O STF (Supremo Tribunal Federal) segue dividido sobre como investigar seus próprios ministros, e a sessão plenária realizada na terça-feira (15) escancarou o tamanho dessa crise institucional. Ao CNN Prime Time, Álvaro Palma de Jorge, professor de Direito da FGV-RJ, avaliou que o julgamento sobre a possibilidade de abertura de investigação contra Alexandre de Moraes é resultado de um longo processo de desinstitucionalização do Tribunal.
Para Álvaro, o ponto de partida para compreender a crise é a natureza da autoridade dos ministros do STF. “Ministro tem a sua autoridade vinda de uma previsão constitucional, que diz que esse ministro precisa deter notório saber jurídico e reputação ilibada”, afirmou.
Diferentemente de outros cargos públicos, ministros do Supremo não passam por eleições, o que torna as suas decisões a única fonte de legitimidade perante a sociedade.
Sessão comparada a “jogo da Libertadores”
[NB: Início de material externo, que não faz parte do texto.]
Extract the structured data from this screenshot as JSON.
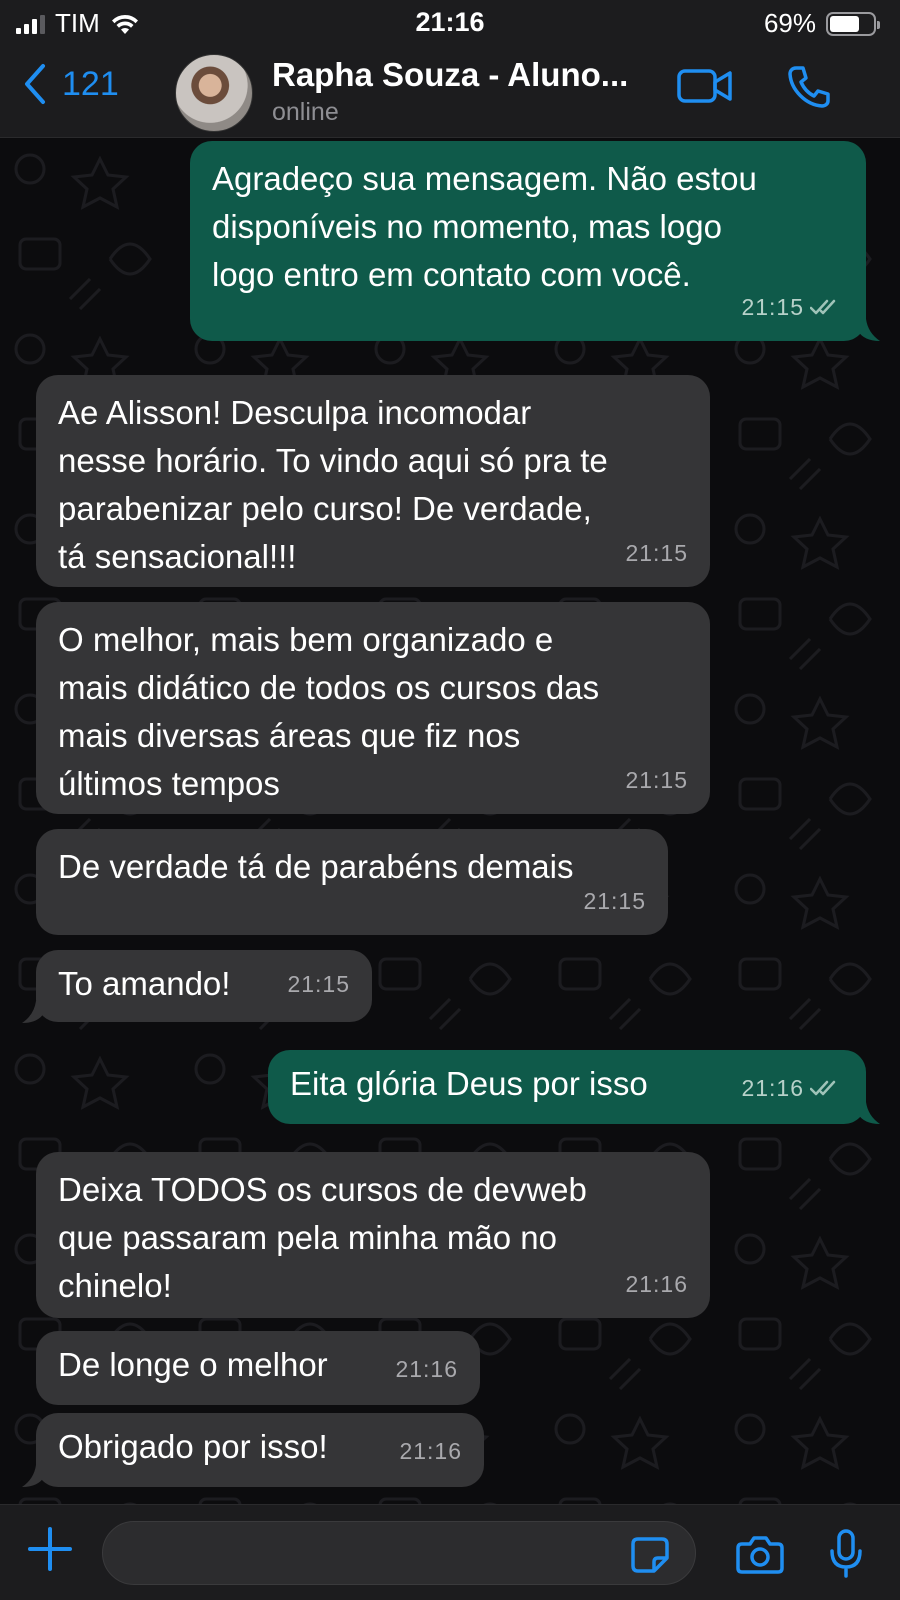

Álvaro foi enfático ao afirmar que a percepção deixada pela sessão de terça-feira (15) foi extremamente negativa para a imagem do Tribunal.
Segundo ele, o que se viu foi algo semelhante a “um jogo da Libertadores com o time argentino fazendo um tipo de cera, de catimba aqui e ali”, o que, em suas palavras, “deslegitima muito a percepção que a sociedade tem em relação ao Supremo”.
O especialista ressaltou que o julgamento em si já é consequência de um processo mais amplo de desinstitucionalização, e não sua causa.
O professor também destacou as dificuldades enfrentadas por Fachin na condução da sessão. “O ritmo do devido processo legal não é o ritmo da notícia, não é o ritmo da imprensa, não é o ritmo que a sociedade espera a resposta”, explicou.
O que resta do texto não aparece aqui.